PRESIDENT Vladimir Putin was always on a hiding to nothing when he ordered Russian forces to intervene in the long-running civil war in Syria by attacking targets across the country. His reasoning was that the aircraft would join the air campaign against Daesh (also called Islamic State) and contribute towards its destruction, but Western allies in the US coalition claimed that he was effectively bolstering the regime of President Bashar al-Assad and that the attacks would “only fuel more extremism and radicalisation”.

Operations began last week with Russian warplanes flying out of their base at Latakia, and the first 18 sorties targeted positions in eastern Syria such as Aleppo, Idlib and Homs where there is no Daesh presence on the ground.

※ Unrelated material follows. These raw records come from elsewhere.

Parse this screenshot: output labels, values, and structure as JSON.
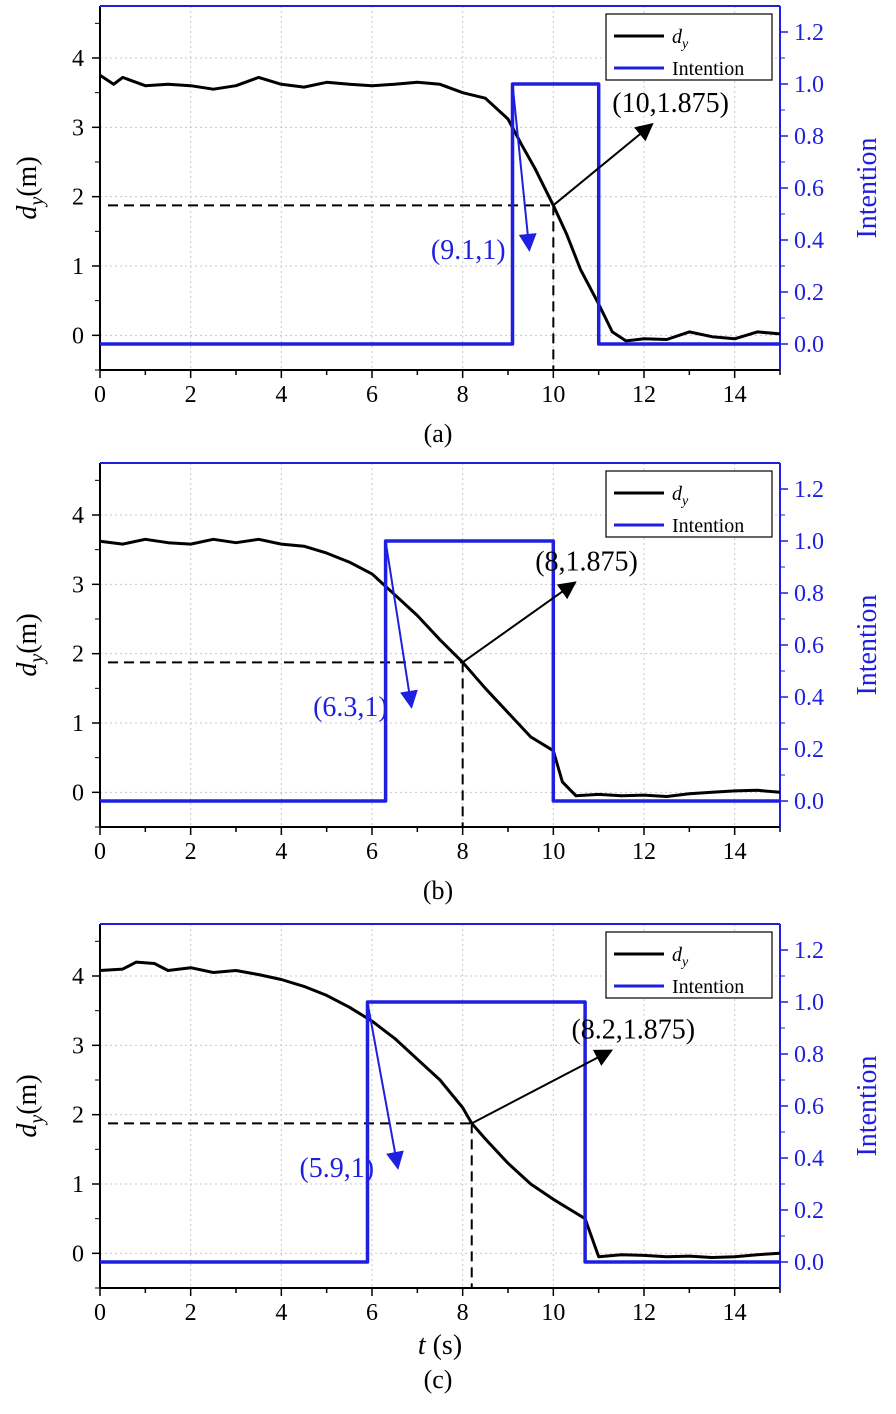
{
  "chart_data": [
    {
      "type": "line",
      "panel_label": "(a)",
      "x_ticks": [
        0,
        2,
        4,
        6,
        8,
        10,
        12,
        14
      ],
      "xlim": [
        0,
        15
      ],
      "ylim": [
        -0.5,
        4.75
      ],
      "y_ticks": [
        0,
        1,
        2,
        3,
        4
      ],
      "y2lim": [
        -0.1,
        1.3
      ],
      "y2_ticks": [
        "0.0",
        "0.2",
        "0.4",
        "0.6",
        "0.8",
        "1.0",
        "1.2"
      ],
      "ylabel_sym": "d",
      "ylabel_sub": "y",
      "ylabel_unit": "(m)",
      "y2label": "Intention",
      "legend": [
        {
          "sym": "d",
          "sub": "y",
          "color": "#000000"
        },
        {
          "label": "Intention",
          "color": "#1f1fe0"
        }
      ],
      "series": [
        {
          "name": "d_y",
          "color": "#000000",
          "x": [
            0,
            0.3,
            0.5,
            1,
            1.5,
            2,
            2.5,
            3,
            3.5,
            4,
            4.5,
            5,
            5.5,
            6,
            6.5,
            7,
            7.5,
            8,
            8.5,
            9,
            9.3,
            9.6,
            10,
            10.3,
            10.6,
            11,
            11.3,
            11.6,
            12,
            12.5,
            13,
            13.5,
            14,
            14.5,
            15
          ],
          "y": [
            3.75,
            3.62,
            3.72,
            3.6,
            3.62,
            3.6,
            3.55,
            3.6,
            3.72,
            3.62,
            3.58,
            3.65,
            3.62,
            3.6,
            3.62,
            3.65,
            3.62,
            3.5,
            3.42,
            3.12,
            2.75,
            2.4,
            1.875,
            1.45,
            0.95,
            0.45,
            0.05,
            -0.08,
            -0.05,
            -0.06,
            0.05,
            -0.02,
            -0.05,
            0.05,
            0.02
          ]
        },
        {
          "name": "Intention",
          "color": "#1f1fe0",
          "axis": "right",
          "x": [
            0,
            9.1,
            9.1,
            11.0,
            11.0,
            15
          ],
          "y": [
            0,
            0,
            1,
            1,
            0,
            0
          ]
        }
      ],
      "annotations": [
        {
          "text": "(9.1,1)",
          "color": "#1f1fe0",
          "point": [
            9.1,
            1
          ],
          "pointAxis": "right",
          "label_at": [
            7.3,
            1.1
          ]
        },
        {
          "text": "(10,1.875)",
          "color": "#000000",
          "point": [
            10,
            1.875
          ],
          "pointAxis": "left",
          "label_at": [
            11.3,
            3.22
          ]
        }
      ],
      "guide": {
        "x": 10,
        "y": 1.875
      }
    },
    {
      "type": "line",
      "panel_label": "(b)",
      "x_ticks": [
        0,
        2,
        4,
        6,
        8,
        10,
        12,
        14
      ],
      "xlim": [
        0,
        15
      ],
      "ylim": [
        -0.5,
        4.75
      ],
      "y_ticks": [
        0,
        1,
        2,
        3,
        4
      ],
      "y2lim": [
        -0.1,
        1.3
      ],
      "y2_ticks": [
        "0.0",
        "0.2",
        "0.4",
        "0.6",
        "0.8",
        "1.0",
        "1.2"
      ],
      "ylabel_sym": "d",
      "ylabel_sub": "y",
      "ylabel_unit": "(m)",
      "y2label": "Intention",
      "legend": [
        {
          "sym": "d",
          "sub": "y",
          "color": "#000000"
        },
        {
          "label": "Intention",
          "color": "#1f1fe0"
        }
      ],
      "series": [
        {
          "name": "d_y",
          "color": "#000000",
          "x": [
            0,
            0.5,
            1,
            1.5,
            2,
            2.5,
            3,
            3.5,
            4,
            4.5,
            5,
            5.5,
            6,
            6.5,
            7,
            7.5,
            8,
            8.5,
            9,
            9.5,
            10,
            10.2,
            10.5,
            11,
            11.5,
            12,
            12.5,
            13,
            13.5,
            14,
            14.5,
            15
          ],
          "y": [
            3.62,
            3.58,
            3.65,
            3.6,
            3.58,
            3.65,
            3.6,
            3.65,
            3.58,
            3.55,
            3.45,
            3.32,
            3.15,
            2.85,
            2.55,
            2.2,
            1.875,
            1.5,
            1.15,
            0.8,
            0.6,
            0.15,
            -0.05,
            -0.03,
            -0.05,
            -0.04,
            -0.06,
            -0.02,
            0.0,
            0.02,
            0.03,
            0.0
          ]
        },
        {
          "name": "Intention",
          "color": "#1f1fe0",
          "axis": "right",
          "x": [
            0,
            6.3,
            6.3,
            10.0,
            10.0,
            15
          ],
          "y": [
            0,
            0,
            1,
            1,
            0,
            0
          ]
        }
      ],
      "annotations": [
        {
          "text": "(6.3,1)",
          "color": "#1f1fe0",
          "point": [
            6.3,
            1
          ],
          "pointAxis": "right",
          "label_at": [
            4.7,
            1.1
          ]
        },
        {
          "text": "(8,1.875)",
          "color": "#000000",
          "point": [
            8,
            1.875
          ],
          "pointAxis": "left",
          "label_at": [
            9.6,
            3.2
          ]
        }
      ],
      "guide": {
        "x": 8,
        "y": 1.875
      }
    },
    {
      "type": "line",
      "panel_label": "(c)",
      "x_ticks": [
        0,
        2,
        4,
        6,
        8,
        10,
        12,
        14
      ],
      "xlim": [
        0,
        15
      ],
      "ylim": [
        -0.5,
        4.75
      ],
      "y_ticks": [
        0,
        1,
        2,
        3,
        4
      ],
      "y2lim": [
        -0.1,
        1.3
      ],
      "y2_ticks": [
        "0.0",
        "0.2",
        "0.4",
        "0.6",
        "0.8",
        "1.0",
        "1.2"
      ],
      "ylabel_sym": "d",
      "ylabel_sub": "y",
      "ylabel_unit": "(m)",
      "y2label": "Intention",
      "xlabel_sym": "t",
      "xlabel_unit": " (s)",
      "legend": [
        {
          "sym": "d",
          "sub": "y",
          "color": "#000000"
        },
        {
          "label": "Intention",
          "color": "#1f1fe0"
        }
      ],
      "series": [
        {
          "name": "d_y",
          "color": "#000000",
          "x": [
            0,
            0.5,
            0.8,
            1.2,
            1.5,
            2,
            2.5,
            3,
            3.5,
            4,
            4.5,
            5,
            5.5,
            6,
            6.5,
            7,
            7.5,
            8,
            8.2,
            8.5,
            9,
            9.5,
            10,
            10.5,
            10.7,
            11,
            11.5,
            12,
            12.5,
            13,
            13.5,
            14,
            14.5,
            15
          ],
          "y": [
            4.08,
            4.1,
            4.2,
            4.18,
            4.08,
            4.12,
            4.05,
            4.08,
            4.02,
            3.95,
            3.85,
            3.72,
            3.55,
            3.35,
            3.1,
            2.8,
            2.5,
            2.1,
            1.875,
            1.65,
            1.3,
            1.0,
            0.78,
            0.58,
            0.5,
            -0.05,
            -0.02,
            -0.03,
            -0.05,
            -0.04,
            -0.06,
            -0.05,
            -0.02,
            0.0
          ]
        },
        {
          "name": "Intention",
          "color": "#1f1fe0",
          "axis": "right",
          "x": [
            0,
            5.9,
            5.9,
            10.7,
            10.7,
            15
          ],
          "y": [
            0,
            0,
            1,
            1,
            0,
            0
          ]
        }
      ],
      "annotations": [
        {
          "text": "(5.9,1)",
          "color": "#1f1fe0",
          "point": [
            5.9,
            1
          ],
          "pointAxis": "right",
          "label_at": [
            4.4,
            1.1
          ]
        },
        {
          "text": "(8.2,1.875)",
          "color": "#000000",
          "point": [
            8.2,
            1.875
          ],
          "pointAxis": "left",
          "label_at": [
            10.4,
            3.1
          ]
        }
      ],
      "guide": {
        "x": 8.2,
        "y": 1.875
      }
    }
  ]
}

On Friday when the focus of the attacks turned to the Daesh stronghold of Raqqa, those same critics claimed that Putin was doing nothing to degrade the Islamic extremists but was simply diverting attention from his country’s confrontation with Ukraine.

As ever in the affairs of the Middle East, it is not always easy to understand motives and at the same time it is not difficult to see ulterior motives. That is the case with Russia’s intervention. As a long-standing friend of Assad, whose removal from power has been demanded by the US and its allies as a pre-condition for ending the war, Putin’s move was seen as unhelpful at best and opportunist at worst. Ever since his forces intervened in the affairs of Ukraine and annexed Crimea, Putin has been viewed as a reckless expansionist who will stop at nothing to increase Russian influence. As several critics have said, Putin is a master at exploiting a vacuum.

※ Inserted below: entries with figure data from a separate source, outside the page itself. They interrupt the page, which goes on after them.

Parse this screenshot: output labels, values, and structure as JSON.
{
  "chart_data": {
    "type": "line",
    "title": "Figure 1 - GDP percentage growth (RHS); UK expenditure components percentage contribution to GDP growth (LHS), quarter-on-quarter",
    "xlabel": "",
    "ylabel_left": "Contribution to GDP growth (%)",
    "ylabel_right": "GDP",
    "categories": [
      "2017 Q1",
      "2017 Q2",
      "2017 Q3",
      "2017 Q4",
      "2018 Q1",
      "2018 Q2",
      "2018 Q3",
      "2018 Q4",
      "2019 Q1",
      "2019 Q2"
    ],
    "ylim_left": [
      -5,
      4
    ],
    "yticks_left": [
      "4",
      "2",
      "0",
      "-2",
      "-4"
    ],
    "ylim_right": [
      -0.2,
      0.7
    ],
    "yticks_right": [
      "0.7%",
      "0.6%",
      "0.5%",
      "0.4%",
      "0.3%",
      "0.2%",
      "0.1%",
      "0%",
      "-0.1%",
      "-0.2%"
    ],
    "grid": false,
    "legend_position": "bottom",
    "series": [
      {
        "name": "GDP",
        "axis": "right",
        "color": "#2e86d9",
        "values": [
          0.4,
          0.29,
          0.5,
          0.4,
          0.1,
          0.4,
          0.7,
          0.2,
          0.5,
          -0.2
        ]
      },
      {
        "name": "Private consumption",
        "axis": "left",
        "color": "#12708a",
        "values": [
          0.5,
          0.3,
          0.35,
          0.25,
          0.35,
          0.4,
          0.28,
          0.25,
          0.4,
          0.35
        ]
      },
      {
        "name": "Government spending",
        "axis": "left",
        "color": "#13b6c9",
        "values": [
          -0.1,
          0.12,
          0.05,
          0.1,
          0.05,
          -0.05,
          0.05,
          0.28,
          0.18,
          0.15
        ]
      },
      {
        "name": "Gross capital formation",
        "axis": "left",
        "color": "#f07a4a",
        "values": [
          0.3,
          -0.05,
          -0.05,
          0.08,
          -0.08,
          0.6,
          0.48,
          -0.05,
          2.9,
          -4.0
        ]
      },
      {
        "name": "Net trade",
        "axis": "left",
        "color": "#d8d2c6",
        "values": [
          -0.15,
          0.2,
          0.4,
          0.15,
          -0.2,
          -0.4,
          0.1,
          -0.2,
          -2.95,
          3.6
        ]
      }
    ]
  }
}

Syria just seemed to be another cog in that policy but the reality is that Putin does have motives in sending his forces to the country, quite apart from the fact that they seem to be supporting Assad against Washington’s wishes. Seen from his point of view, Putin wants to achieve the following goals: he wants to distract attention from the confrontation in Ukraine and thereby improve his country’s standing in the international community; he wants Russia to look like an international power-broker in the Middle East acting boldly where Western policy has not only failed but has made matters worse; and he wants to bolster his standing amongst the Russian people by proving to them that their country is still a power in the world.

It is also possible that he has been sufficiently moved by Islamic extremism to feel threatened by it – Russia has a substantial Muslim population – and wants to destroy Daesh before it is a danger to his own country. Russia has its own problems with Islamic extremism, not just in Moscow but also in the Caucasian republics of Chechnya, Dagestan and Ingushetia, which have been subjected to suicide bombings, hostage-taking and civil unrest. In 2007 Chechen separatists founded the Caucasus Emirate, which is on the US State Department’s list of international terrorist groups and which claimed responsibility for the bombing of Domodedovo International Airport, in which at least 36 people were killed. The Caucasus Emirate also has close links with Daesh and two years ago a Chechen known as Emir Salauddin was appointed as its official representative in Syria.

All this provides the Russian president with motives that go beyond international power-broking and accounts for Putin’s calls for the creation of an international coalition to take on and defeat Daesh. It also accounts for the gung-ho attitude adopted by his military colleagues, who gave off-the-record briefings claiming that the earlier airstrikes by the US-led coalition had achieved nothing and amounted to little more that “pointlessly bombing the desert”. The same officials admit that their campaign will not be over quickly and could last until the end of the year. It seems a fair assumption – the aerial campaigns against Iraq in 2003 achieved little in the long term – but it comes at a risk.

Memories of the Soviet involvement in Afghanistan are still strong in Russia and there are fears that this latest intervention could become an open cheque. This time round it could be complicated if Russia’s support for Assad, an Alawite Shia, merely adds fuel to the current confrontation with Daesh and other Syrian rebels who are all Sunni.